Since October, banks have rapidly reduced the share of high-LVR lending to well below the speed limit requirement of 10 percent (figure A1). All banks met the first deadline for speed limit compliance at the end of March 2014, with a system-wide share of high- LVR lending of 5.6 percent over the first six months of implementation. The LVR restrictions exempt certain categories of lending, including Welcome Home loans, refinancing and construction. Uptake of these exemptions was limited over the first compliance period, with total exemptions accounting for just 1 percent of total lending in the six months ended 31 March 2014. This uptake is lower than the 5 percent share of lending initially assumed by the RBNZ, primarily due to a lower than expected use of the refinancing exemption.
Figure A1: High-LVR mortgage lending (percent of new commitments)
Source: RBNZ New Residential Mortgage Commitments Survey.
Data since October confirm that house sales have dropped sharply since the introduction of LVR restrictions, following a run-up in the months prior to the restrictions coming into effect (figure A2). National house sales dropped 11 percent between October 2013 and March 2014, with the drop in sales volumes evenly spread across regions. This impact is greater than the initial expectation of a 3-8 percent drop (over the year to October 2014). By comparison, Reserve Bank modelling estimates suggest that, in a counterfactual scenario where the LVR restrictions were not imposed, house sales would likely have increased further in the months since October.3
Figure A2: House sales
The drop in sales appears to have been more pronounced in certain segments of the housing market. Across different price brackets, the reduction in house sales has been concentrated in lower value house sales. House sales dropped 23 percent between September 2013 and March 2014 in the under-$400,000 value bracket, compared to an 11 percent drop in aggregate. Looking at buyer categories, the share of first home buyers has declined slightly since the introduction of LVRs. According to data produced by CoreLogic, the first home buyer share of home sales declined to 17 percent in February, from an average of around 20 percent over the past two years.
House price inflation also appears to have moderated since the implementation of LVR restrictions. Measuring this has been complicated by the decline in lower value sales, which has created a significant upward bias in simple measures of house price inflation, such as median house prices. The QV quarterly house price index comprehensively adjusts for the composition of house sales, and shows annual growth slowed by 1 percentage point to 9 percent in the final quarter of 2013. Growth in the more timely REINZ stratified price index also slowed in the final quarter of 2013. Despite some adjustments for the composition of sales, this measure appears to have been subject to a degree of upward bias. Annual growth in this index has generally slowed further more recently, notwithstanding a rebound in the most recent March data.
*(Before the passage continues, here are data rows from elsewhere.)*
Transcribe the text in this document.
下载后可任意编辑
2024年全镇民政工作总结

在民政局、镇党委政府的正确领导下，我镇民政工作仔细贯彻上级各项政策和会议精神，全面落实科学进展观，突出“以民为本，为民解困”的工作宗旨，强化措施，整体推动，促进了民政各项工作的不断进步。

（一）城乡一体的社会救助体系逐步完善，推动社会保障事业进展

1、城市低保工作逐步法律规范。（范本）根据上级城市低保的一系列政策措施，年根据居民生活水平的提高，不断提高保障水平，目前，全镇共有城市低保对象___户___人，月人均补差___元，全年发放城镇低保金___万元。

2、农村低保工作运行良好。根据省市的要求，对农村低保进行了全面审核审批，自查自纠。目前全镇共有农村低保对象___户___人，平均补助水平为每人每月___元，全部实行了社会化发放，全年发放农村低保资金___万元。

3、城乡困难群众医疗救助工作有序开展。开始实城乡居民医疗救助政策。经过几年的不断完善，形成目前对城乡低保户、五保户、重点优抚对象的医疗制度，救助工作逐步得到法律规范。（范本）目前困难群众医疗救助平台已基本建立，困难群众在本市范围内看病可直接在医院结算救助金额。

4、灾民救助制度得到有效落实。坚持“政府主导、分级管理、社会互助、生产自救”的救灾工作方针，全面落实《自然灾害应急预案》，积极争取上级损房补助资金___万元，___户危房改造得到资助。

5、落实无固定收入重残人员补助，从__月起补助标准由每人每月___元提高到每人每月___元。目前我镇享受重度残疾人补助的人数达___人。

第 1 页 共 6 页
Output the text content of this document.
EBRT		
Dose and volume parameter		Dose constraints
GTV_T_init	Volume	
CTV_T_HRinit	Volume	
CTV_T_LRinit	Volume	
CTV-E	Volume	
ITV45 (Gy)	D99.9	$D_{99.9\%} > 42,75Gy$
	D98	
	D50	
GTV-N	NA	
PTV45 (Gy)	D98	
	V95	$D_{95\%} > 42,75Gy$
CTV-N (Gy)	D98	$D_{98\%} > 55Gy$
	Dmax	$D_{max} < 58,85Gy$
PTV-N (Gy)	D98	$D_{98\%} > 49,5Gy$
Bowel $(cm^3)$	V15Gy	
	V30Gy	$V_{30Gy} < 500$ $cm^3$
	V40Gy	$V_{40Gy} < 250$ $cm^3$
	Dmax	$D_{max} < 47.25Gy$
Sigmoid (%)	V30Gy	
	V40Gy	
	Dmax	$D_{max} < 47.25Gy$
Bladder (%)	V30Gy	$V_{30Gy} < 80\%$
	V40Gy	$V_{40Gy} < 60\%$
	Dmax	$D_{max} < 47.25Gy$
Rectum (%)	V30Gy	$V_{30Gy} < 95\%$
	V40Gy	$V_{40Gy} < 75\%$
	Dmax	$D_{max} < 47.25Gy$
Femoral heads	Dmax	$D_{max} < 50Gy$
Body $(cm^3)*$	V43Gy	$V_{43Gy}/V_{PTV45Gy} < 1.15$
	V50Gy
The Reserve Bank estimates that, in the absence of LVR restrictions, annual house price inflation could have been around 2.5 percentage points higher in the year to March 2014 (figure A3).
Figure A3: House price growth, including counterfactual without the LVR speed limit (annual 3-month moving average)
Source: REINZ, RBNZ estimates.
There are also signs that housing credit growth is beginning to moderate in line with reduced property market activity and prices. This slowing is most clearly evident in data from the early stages in the mortgage origination process. Annual growth in seasonally adjusted mortgage approvals and major banks’ new mortgage commitments dropped 22 and 17 percentage points respectively between September 2013 and March 2014. With a typical lag of up to three months between initial mortgage approval and final drawdown, and around one month for commitments, these data point to the likelihood of moderation in final housing credit growth in coming months. Housing credit growth was losing momentum at the end of the March quarter, with an annualised decline of 1 percent between December 2013 and March 2014.
There have been few signs to date of homelending migrating beyond the regulatory perimeter of LVR restrictions. Specifically, there is little evidence of either avoidance activity by the registered banks or a shift to non-bank financial intermediaries and other sources of finance. The Reserve Bank will continue to monitor closely for any signs of regulatory leakage from the speed limit.
1 See Bloor, C and C McDonald (2013) 'Estimating the impacts of restrictions on high-LVR lending', Reserve Bank of New Zealand Analytical Note 13/05, October.